It’s been about 7 months since I left Turf Valley and all the amazing people at the Patient Safety Conference.  Not many days have passed that I haven’t thought about my experience, the lessons we learned together or about the larger issue of quality and safety. You really would be hard pressed to go through a day of medical training without encountering something we could make better, safer or be more transparent about. Sadly it’s still a topic that struggles to find its way into our medical curriculums. The week of shared passion in Turf Valley around safe quality care is something I will always carry with me, but I only wish it was a passion I could spread more easily. We have a long way to go before the curriculums everywhere are turned on their heads to reflect the flat hierarchies, transparent communication and error reporting that we so desperately need to instill in our future physicians. I’ve found great opportunities and outlets to discuss my newfound passion and I know the growing group of Telluride Alumni will only serve to spread these messages even further.

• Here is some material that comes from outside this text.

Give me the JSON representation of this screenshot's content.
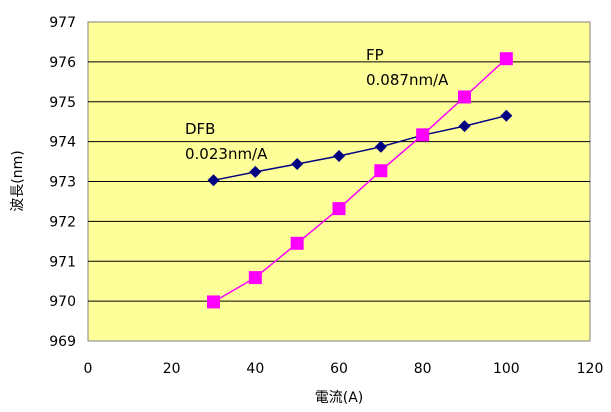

Today in particular I am reminded on the importance of quality care of transparent communication and medical errors. In the same 7 months since I left the conference my grandfather has been struggling with constant symptoms that seem obviously to point to a bladder or prostate cancer. Following along as a family member I can see the frustrations our systems causes. He’s a sharp guy and my family is well educated – though not medical professionals – and still everyone (myself included) has been confused through the entire journey. Assured it was a bladder infection he pressed on through several rounds of antibiotics eventually undergoing a bladder scope and further blood testing. All the while never informed of any possibility beyond a unitary tract infection. He encountered physicians in the hospital and outpatient setting nearly a dozen times throughout these months. The communication and hand off between doctors was poor, the system was muddled with confusion and communication was nonexistent . Its something that seems like it would be so easy to handle, especially as a medical student. It’s not. It’s not easy in any way for the patient, for the family, I don’t think it’s even an easy system for the physicians to function in.

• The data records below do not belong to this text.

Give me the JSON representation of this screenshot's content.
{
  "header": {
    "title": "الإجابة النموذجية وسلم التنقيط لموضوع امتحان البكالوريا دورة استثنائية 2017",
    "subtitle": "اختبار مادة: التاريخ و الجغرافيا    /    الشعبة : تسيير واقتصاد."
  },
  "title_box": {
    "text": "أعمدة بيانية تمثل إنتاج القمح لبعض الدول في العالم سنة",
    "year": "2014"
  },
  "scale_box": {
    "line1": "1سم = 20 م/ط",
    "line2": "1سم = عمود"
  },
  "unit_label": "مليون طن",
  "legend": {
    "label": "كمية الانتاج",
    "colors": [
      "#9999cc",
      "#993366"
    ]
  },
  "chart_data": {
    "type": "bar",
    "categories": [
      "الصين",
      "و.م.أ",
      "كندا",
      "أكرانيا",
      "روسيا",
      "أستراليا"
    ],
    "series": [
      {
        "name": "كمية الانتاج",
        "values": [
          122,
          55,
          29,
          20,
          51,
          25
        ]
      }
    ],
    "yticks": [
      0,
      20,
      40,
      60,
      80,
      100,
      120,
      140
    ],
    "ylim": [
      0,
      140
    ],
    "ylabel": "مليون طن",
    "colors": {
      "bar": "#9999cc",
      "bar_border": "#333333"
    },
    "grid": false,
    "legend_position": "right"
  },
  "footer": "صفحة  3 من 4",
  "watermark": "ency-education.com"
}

After 4 rounds of attempting to treat the symptoms as a UTI, after an X-ray, a scope and multiple sets of blood work and still no answers we switched providers. A repeat of the initial scope revealed a very high grade anterior prostate cancer – understandably missed by routine screening but unforgivably missed by 7 months of encounters with the healthcare system. Seven months of taking pills, having side effects, of changing his lifestyle, of making appointments, of collecting medical bills and finally a repeat of a test that was initially done months prior reveals the diagnosis that should have been obvious all along. How can we do so poorly? It’s no one physicians fault, but we have a bad system. We do not communicate well, we do not follow patients well and we just don’t always take good care of people. It terrifies me that I am working my way towards a career in a system that does such a poor job at times, because I – like the others before me – only want to do the best to treat my patients in the best possible way. I won’t let it terrify me though, rather inspire me to do better, to communicate, to listen, to speak up, to find and learn from errors. I will do better.